THE LAST OF ITS KIND – THE SEARCH FOR THE GREAT AUK AND THE DISCOVERY OF EXTINCTION Gísli Pálsson Hardcover, 292 pagina’s, 26 euro

Victoriaanse wetenschappers zagen uitsterven als een onvermijdelijk fenomeen. Tot twee Britse vogelexperts in IJsland tevergeefs op jacht gaan naar de laatste reuzenalken en hun verslag de ogen opent voor de rol die mensen bij uitsterving spelen.

Het heeft iets tragikomisch. De twee Britse vogelonderzoekers die in 1858 fanatiek in IJsland op zoek gaan naar reuzenalken, in de hoop een paar eieren, skeletten of huiden van deze uiterst zeldzame ‘noordelijke pinguïn’ ( Pinguinus impennis ) aan hun collectie toe te voegen. Een expeditie die totaal mislukt, maar er uiteindelijk toch voor zorgt dat het kwartje valt: mensen zijn als doorgeslagen jagers en verzamelaars hoofdschuldigen aan uitsterving van diersoorten. Uitstervende reuzenalken zetten zo extinctie als een vermijdbaar fenomeen op de kaart en initieerden een nieuw verschijnsel: soortenbescherming.

In The Last of its Kind doet de IJslandse antropoloog Gísli Pálsson levendig en gedetailleerd verslag van de expeditie die eierverzamelaar John Wolley (1823-1859) en dierkundige Alfred Newton (1829-1907) in 1858 ondernemen. Het steile rotseilandje Eldey, voor de kust van Zuidwest-IJsland, is dan de laatste plaats waar in 1844 nog twee exemplaren van de reuzenalk zijn ingezameld. De veel grotere broedkolonie op het verder gelegen rotseiland Geirfuglasker verdween in 1830 door vulkanische activiteit in zee. De reuzenalk – een verwant van alk, zeekoet en papegaaiduiker – was op broedplaatsen door zijn grootte (75 centimeter, 5 kilogram), de prachtig getekende kegelvormige eieren en rudimentaire vleugels een kwetsbare sitting duck . Hun leefgebied bestreek ooit de complete Noordelijke Atlantische Oceaan – inclusief de Middellandse Zee – met broedkolonies voor de kusten van New Foundland, Groenland, Faeröer-eilanden, Schotland en als laatste toevluchtsoord IJsland.


Een ei van de reuzenalk (Pinguinus impennis) in een doosje. Gevonden in 1820 op Funk Island, Canada, uit de collectie van Naturalis.

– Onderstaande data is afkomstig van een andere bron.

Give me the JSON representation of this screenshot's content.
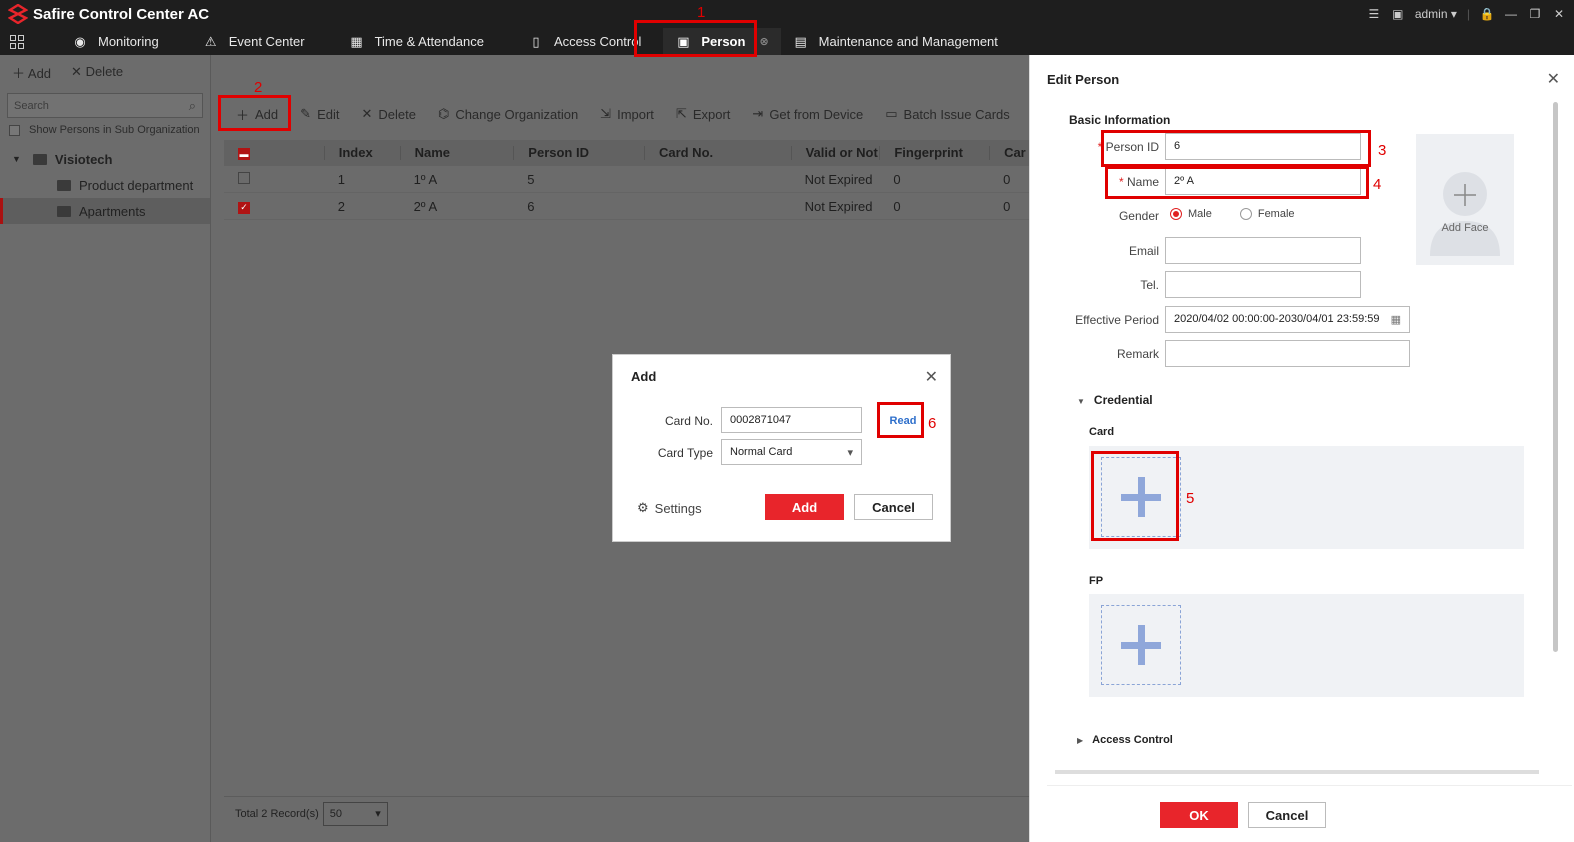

De expeditie van Wolley en Newton kwam voort uit wetenschappelijke nieuwsgierigheid én opportunistische verzameldrang, zo blijkt uit de instructies aan een lokale assistent die Pálsson achterhaalde. Voor de expeditie huren ze een team van lokale boeren en vissers in, die bij eerdere expedities succesvol reuzenalk(eier)en hebben verzameld. Omdat weersomstandigheden een bootlanding op Eldey verhinderen, leggen de Britten zich noodgedwongen wekenlang toe op het interviewen van de lokale jagers en verzamelaars. Dit levert de – in Cambridge bewaarde – Gare-Fowl Books op die vol staan met verslagen van ooggetuigen over de (jacht op) reuzenalken. Interessant leesvoer, hoewel Pálsson wel veel heen en weer springt in geografie en chronologie.

Als Wolley al snel na terugkomst overlijdt, legt de enigszins zonderlinge Newton zich eerst fanatiek toe op het beschrijven van de achtergebleven imposante eicollectie (Ootheca Wolleyana, 1864-1902). Als hoogleraar dierkunde in Cambridge ontpopt Newton zich vervolgens tot spreekbuis voor bedreigde diersoorten, terwijl destijds wetenschappers uitsterving juist zien als een natuurlijk proces dat voortdurend zijn gang gaat. ‘Newton was het daar absoluut niet mee eens. Vanuit zijn standpunt hing er een catastrofe in de lucht – tenzij mensen verantwoordelijk handelden en dat op tijd deden’, schrijft Pálsson. Daarom kiest Newton twee wegen: publieksvoorlichting en lobbyen voor jachtbeperkingen en bescherming van bedreigde soorten. Hij groeit hiermee uit tot een pionier in natuurbescherming, die blijkens een toespraak uit 1868 de ‘wrede vernieting’ van met name zeevogels vrij activistisch onder de aandacht brengt: ‘We danken God dat we niet zoals Spanjaarden zijn, die zich verheugen over de wreedheid van stierengevechten. Maar we vergeten de pijn die aan duizenden onschuldige vogels aan onze kust wordt toegebracht, waarbij die van een tiental paarden en stieren in de ring niets voorstelt.’